L’arrêté du 17 décembre 2015 relatif à leur conception prévoit trois paliers d’autonomie des drones civils, mais d’autres paliers sont en discussion.

 

En effet, plusieurs travaux internationaux, dont ceux en cours dans le groupe JARUS (Joint Authorities for Rulemaking on Unmanned Systems), cherchent à définir les niveaux progressifs d’autonomie des opérations de drones.

 

Ainsi, six niveaux ont été récemment définis par le groupe JARUS pour caractériser les niveaux d’autonomie de ces opérations sur des drones :

 

  • Niveau 0 : pilotage manuel (aucune autonomie),
  • Niveau 1 : nécessite une assistance,
  • Niveau 2 : permet la réduction des tâches,
  • Niveau 3 : automatisation sous surveillance,
  • Niveau 4 : simple intervention si nécessaire (notamment en cas d’urgence),
  • Niveau 5 : drone autonome.

 

Outre l’autonomisation des drones, la question de la réglementation applicable est primordiale. Ainsi l’Agence Européenne de la Sécurité Aérienne (AESA) a proposé une nouvelle réglementation européenne. Les textes réglementaires en résultant, intitulés « Commission Delegated Regulation (EU) 2019/945 » et « Commission Implementing regulation (EU) 2019/947 », et concernant les opérations de drones en Europe seront progressivement applicables à partir du 1er juillet 2020.

 

L’encadrement est donc en cours pour les drones, prenant en compte les niveaux d’autonomie.

 

B) Les navires autonomes

Des problématiques similaires s’imposent aux navires autonomes. La particularité tient au fait que l’encadrement juridique des navires est caractérisé par sa dimension internationale avec la Convention  des Nations Unies sur le droit de la mer, dite « Convention de Montego Bay », signée par la France le 10 décembre 1982.

 

En matière maritime, les questions relatives à la responsabilité sont très spécifiques, notamment en ce qui concerne les cas de pollution marine, les droits et obligations des Etats côtiers, et l’obligation de porter secours à un navire en détresse.

 

Il semble que le droit commun reste applicable en la matière.

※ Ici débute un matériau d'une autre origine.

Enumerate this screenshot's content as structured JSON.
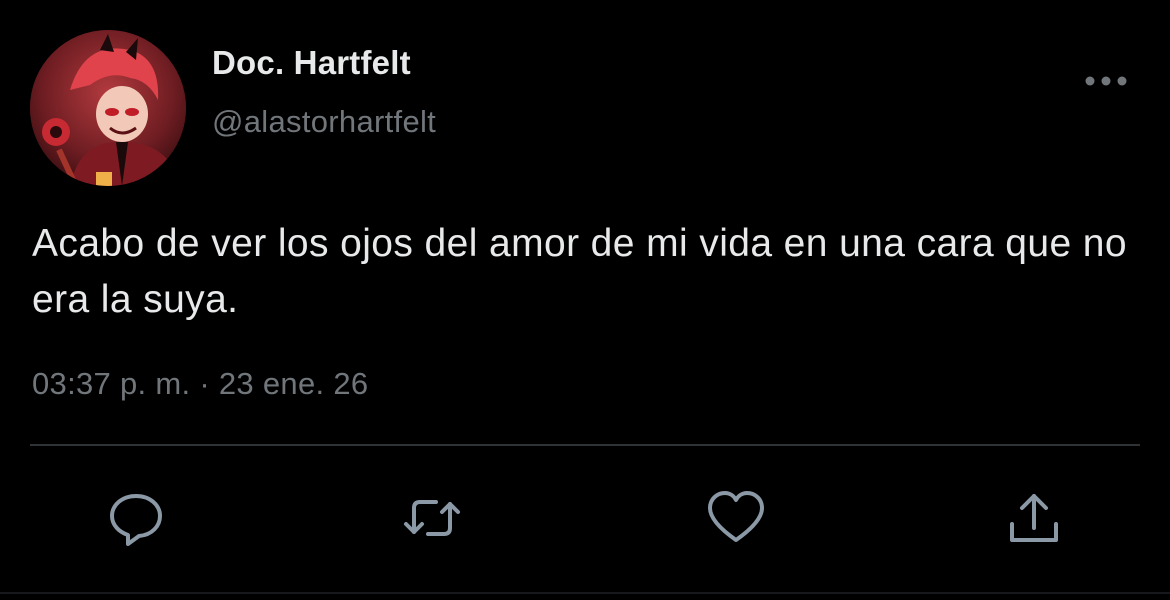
{
  "tweet": {
    "author": {
      "display_name": "Doc. Hartfelt",
      "handle": "@alastorhartfelt",
      "avatar_icon": "avatar-illustration-red-hair"
    },
    "text": "Acabo de ver los ojos del amor de mi vida en una cara que no era la suya.",
    "time": "03:37 p. m.",
    "separator": "·",
    "date": "23 ene. 26",
    "more_icon": "more-horizontal-icon"
  },
  "actions": [
    {
      "name": "reply",
      "icon": "reply-icon"
    },
    {
      "name": "retweet",
      "icon": "retweet-icon"
    },
    {
      "name": "like",
      "icon": "heart-icon"
    },
    {
      "name": "share",
      "icon": "share-icon"
    }
  ],
  "colors": {
    "background": "#000000",
    "primary_text": "#e7e9ea",
    "secondary_text": "#71767b",
    "divider": "#2f3336",
    "icon": "#8b98a5"
  }
}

Ainsi, en cas de pollution, le propriétaire sera responsable même s’il n’est pas l’exploitant du navire autonome.

 

En prenant un peu de hauteur face aux voitures autonomes, drones et navires, il convient de souligner que la doctrine met en avant un droit des robots qui aurait vocation à s’appliquer aux véhicules visés plus haut ; comme tous les autres objets manufacturés, ces robots seraient, par exemple, soumis à la responsabilité des produits défectueux (prévue aux articles 1245 et suivants du code civil).

 

Point plus important :  les réflexions doctrinales sont divisées entre les partisans et les opposants à une reconnaissance de personnalité juridique des robots. Or, la réponse à cette question de personnalité juridique des robots est essentielle pour déterminer l’imputabilité de la responsabilité en cas d’incident.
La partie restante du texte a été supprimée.